CRÔNICAS – Jantar acompanhado por Neri Capellari

CRÔNICAS – Jantar acompanhado por Neri Capellari

 Ontem, na hora do jantar, liguei a televisão para assistir ao noticiário com o intuito de manter-me informado sobre as notícias do dia. Bastou uma hora televisiva para dividir o meu sagrado café com um estuprador de uma cidade do interior de São Paulo, o meu pão e manteiga com Donald Trump e todos seus seguidores que invadiram o Capitólio, a geleia de morango com Kim Jong-un, ditador da Coreia do Norte, o presunto e queijo com corpos de civis mortos em um edifício habitacional na cidade de Kiew, Ucrânia. Por fim, nos intervalos de propaganda, tive que engolir o último gole de leite misturado com um shampoo e condicionador: o único que deixa seus cabelos mais leves, bonitos, soltos e desembaraçados.

 Tudo isso nos leva crer que a nossa mesa de jantar está ficando muito pequena para tantos convidados. Portanto, ou nós selecionamos melhor os penetras, ou estaremos fadados a perder o que nos resta da nossa privacidade, da autonomia, do sossego e de um bom convívio familiar.

 Constantemente estamos sendo bombardeados pelos meios de comunicação que, com o apertar de um botão, conseguem se infiltrar em nossas casas e invadir o nosso lar. Hoje um tsunami que ocorre em uma longínqua ilha da Indonésia inunda a nossa sala e, em segundos, passamos a conviver com a dor das vítimas. As cinzas do vulcão Stromboli, na Itália, e a lava expelida de seu cume saíram da telinha do meu televisor, outro dia, e esquentaram o meu sofá. A fumaça da queimada ocorrida no pantanal do Mato Grosso, ontem, impregnou-se na minha casa e me senti sufocado mesmo não estando lá. Às vezes, uma propaganda de uma televisão é tão envolvente que, embora não seja necessária, nós a acabamos adquirindo em 36 suaves prestações. A tecnologia é importante e apresenta pontos positivos em diversas áreas.

 No entanto, chega uma hora que devemos desligar o botão do controle remoto e ligarmos a outra tecla que vem do coração. Devemos guardar um lugar à mesa para o convívio familiar em que vamos conversar sobre o nosso dia a dia. Aquele sagrado instante em que nós nos reunimos para contar sobre como foi o nosso dia no trabalho.

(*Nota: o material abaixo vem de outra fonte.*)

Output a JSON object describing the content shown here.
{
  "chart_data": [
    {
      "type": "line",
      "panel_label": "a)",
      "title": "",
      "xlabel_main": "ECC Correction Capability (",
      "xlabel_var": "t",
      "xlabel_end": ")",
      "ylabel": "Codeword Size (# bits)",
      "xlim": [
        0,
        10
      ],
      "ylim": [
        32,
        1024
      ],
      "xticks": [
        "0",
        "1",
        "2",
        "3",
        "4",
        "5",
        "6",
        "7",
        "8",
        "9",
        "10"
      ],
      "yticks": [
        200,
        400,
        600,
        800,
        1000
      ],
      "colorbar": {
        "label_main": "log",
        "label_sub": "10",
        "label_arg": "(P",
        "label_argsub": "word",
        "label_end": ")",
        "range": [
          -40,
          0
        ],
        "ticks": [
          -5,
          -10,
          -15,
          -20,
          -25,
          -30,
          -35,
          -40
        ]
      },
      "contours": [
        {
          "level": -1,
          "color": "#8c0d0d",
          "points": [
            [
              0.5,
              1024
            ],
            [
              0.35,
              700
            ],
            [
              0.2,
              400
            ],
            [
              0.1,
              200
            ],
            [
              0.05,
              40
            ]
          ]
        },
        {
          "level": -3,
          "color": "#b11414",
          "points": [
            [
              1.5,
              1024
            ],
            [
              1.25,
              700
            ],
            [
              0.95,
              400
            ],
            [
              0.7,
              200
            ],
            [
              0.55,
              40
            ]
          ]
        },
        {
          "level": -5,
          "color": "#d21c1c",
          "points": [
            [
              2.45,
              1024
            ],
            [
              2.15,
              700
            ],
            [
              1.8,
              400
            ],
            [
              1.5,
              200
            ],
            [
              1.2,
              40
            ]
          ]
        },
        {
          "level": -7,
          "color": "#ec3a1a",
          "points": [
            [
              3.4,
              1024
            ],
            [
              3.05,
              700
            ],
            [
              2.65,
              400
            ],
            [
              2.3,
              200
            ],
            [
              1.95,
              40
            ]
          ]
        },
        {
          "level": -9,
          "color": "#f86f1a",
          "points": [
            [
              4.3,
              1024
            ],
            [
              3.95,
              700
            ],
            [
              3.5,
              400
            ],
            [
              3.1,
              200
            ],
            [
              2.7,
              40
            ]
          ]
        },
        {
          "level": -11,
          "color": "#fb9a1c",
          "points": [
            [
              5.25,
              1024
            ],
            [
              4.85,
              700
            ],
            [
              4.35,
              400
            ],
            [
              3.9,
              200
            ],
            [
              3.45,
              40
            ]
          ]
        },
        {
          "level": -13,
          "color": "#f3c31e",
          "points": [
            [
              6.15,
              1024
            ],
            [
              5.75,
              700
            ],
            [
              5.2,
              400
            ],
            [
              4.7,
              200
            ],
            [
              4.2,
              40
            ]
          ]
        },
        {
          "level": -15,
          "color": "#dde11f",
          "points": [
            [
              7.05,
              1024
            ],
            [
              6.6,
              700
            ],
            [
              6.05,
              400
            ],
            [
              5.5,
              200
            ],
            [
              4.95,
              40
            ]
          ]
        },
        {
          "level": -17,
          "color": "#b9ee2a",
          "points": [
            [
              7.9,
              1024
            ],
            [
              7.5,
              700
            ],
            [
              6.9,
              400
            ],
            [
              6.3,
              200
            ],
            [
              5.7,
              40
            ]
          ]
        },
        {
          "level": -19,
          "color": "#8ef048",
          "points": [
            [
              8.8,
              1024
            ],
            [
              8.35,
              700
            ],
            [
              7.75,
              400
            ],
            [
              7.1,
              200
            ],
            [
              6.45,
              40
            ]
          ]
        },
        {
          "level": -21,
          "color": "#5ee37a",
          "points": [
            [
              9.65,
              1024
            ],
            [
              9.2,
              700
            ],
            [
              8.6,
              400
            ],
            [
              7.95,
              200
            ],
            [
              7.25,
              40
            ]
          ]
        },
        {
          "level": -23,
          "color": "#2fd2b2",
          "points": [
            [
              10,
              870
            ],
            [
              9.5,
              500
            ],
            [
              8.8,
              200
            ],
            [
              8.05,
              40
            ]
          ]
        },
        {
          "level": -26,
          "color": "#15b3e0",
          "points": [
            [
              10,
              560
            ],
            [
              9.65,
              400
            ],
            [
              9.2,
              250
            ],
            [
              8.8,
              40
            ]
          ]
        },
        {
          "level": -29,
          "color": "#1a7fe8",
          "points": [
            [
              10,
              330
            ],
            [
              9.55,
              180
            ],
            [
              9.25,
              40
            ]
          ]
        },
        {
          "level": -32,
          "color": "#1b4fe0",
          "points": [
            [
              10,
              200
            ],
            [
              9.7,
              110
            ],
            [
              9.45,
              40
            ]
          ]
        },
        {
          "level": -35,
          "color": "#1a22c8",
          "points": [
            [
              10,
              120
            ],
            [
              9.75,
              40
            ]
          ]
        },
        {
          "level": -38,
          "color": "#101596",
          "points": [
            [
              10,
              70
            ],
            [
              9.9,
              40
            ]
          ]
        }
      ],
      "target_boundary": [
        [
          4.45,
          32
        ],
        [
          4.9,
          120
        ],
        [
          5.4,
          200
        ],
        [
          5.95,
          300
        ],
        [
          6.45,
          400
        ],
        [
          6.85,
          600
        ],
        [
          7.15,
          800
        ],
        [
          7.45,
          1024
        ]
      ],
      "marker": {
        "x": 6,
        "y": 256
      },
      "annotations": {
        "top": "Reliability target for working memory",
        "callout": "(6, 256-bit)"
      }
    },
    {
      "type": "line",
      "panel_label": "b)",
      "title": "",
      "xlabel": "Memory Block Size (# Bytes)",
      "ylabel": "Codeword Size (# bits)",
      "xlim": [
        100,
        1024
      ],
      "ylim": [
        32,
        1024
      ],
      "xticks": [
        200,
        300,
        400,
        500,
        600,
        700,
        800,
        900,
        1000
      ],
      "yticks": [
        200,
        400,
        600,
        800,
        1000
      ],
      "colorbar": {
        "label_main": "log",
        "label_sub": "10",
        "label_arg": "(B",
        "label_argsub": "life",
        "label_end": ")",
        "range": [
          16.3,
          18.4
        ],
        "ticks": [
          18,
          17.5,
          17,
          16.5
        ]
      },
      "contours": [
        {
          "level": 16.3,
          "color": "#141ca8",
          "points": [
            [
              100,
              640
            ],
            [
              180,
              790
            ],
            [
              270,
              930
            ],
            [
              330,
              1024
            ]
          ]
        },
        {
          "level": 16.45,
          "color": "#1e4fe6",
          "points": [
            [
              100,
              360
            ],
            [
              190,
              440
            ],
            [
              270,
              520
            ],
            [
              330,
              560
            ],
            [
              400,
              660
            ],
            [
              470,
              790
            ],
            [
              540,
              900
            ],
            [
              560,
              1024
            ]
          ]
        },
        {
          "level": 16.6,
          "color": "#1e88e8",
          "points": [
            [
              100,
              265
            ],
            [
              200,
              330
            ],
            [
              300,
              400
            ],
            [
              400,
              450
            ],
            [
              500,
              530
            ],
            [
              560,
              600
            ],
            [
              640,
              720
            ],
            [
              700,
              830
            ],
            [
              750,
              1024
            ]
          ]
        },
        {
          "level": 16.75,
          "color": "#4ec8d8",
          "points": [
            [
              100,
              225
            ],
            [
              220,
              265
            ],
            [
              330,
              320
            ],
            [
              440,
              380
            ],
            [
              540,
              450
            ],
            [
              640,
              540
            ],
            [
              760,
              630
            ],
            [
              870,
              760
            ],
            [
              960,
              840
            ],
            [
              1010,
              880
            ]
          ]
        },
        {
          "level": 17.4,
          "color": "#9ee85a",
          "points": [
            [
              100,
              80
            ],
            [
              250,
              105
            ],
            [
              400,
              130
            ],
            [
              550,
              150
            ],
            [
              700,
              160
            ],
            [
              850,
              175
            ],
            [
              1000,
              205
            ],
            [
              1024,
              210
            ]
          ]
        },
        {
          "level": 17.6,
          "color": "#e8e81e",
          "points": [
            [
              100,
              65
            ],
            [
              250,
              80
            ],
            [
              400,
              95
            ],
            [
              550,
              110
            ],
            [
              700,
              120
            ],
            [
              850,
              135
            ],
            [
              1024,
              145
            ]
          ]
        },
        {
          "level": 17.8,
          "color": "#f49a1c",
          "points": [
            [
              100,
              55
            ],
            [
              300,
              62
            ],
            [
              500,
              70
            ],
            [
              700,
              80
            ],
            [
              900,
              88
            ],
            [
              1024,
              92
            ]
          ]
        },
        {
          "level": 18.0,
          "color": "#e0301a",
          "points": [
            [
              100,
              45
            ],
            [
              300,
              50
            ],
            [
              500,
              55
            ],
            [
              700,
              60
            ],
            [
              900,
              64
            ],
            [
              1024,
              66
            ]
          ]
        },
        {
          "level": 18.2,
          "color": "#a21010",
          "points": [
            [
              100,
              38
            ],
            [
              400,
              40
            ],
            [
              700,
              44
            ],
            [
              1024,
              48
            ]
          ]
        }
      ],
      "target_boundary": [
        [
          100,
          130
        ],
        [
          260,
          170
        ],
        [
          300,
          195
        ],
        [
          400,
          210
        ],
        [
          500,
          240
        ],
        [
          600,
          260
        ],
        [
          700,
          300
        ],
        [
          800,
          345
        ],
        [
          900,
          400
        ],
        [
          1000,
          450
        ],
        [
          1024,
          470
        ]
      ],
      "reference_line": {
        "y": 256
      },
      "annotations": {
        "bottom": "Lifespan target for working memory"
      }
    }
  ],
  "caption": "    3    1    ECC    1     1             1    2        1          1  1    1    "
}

Nessa ocasião, a gente relata sobre o ônibus que atrasou e nos fez perder a hora da consulta com o médico, fala a respeito de um assunto que nos chateou durante a nossa jornada de trabalho e comenta sobre as notas do boletim escolar do filho que não foi bem em matemática. É o momento também de perceber que a filha está muito quieta e, ao perguntar-lhe, a gente consegue saber que ela brigou com o namorado. Falamos ainda da perspectiva de viajem, em família, para o próximo período de férias. Confidenciamos nossos sentimentos, anseios, as coisas simples que acontecem no dia a dia e conectam nossas vidas com o ambiente familiar.

 É inevitável e necessário o convívio com as tecnologias que nos cercam, mas sobretudo devemos estar atentos a não perdermos o nosso humor, a nossa essência, como família, como pessoas.

 Poderá até existir um momento em que nós possamos deixar as visitas se sentarem conosco para nos mantermos conectados com o mundo. Porém, devemos selecionar os hóspedes e estabelecermos os horários dos encontros.

 Caso contrário, eles se sentarão à nossa mesa e nós seremos os convidados.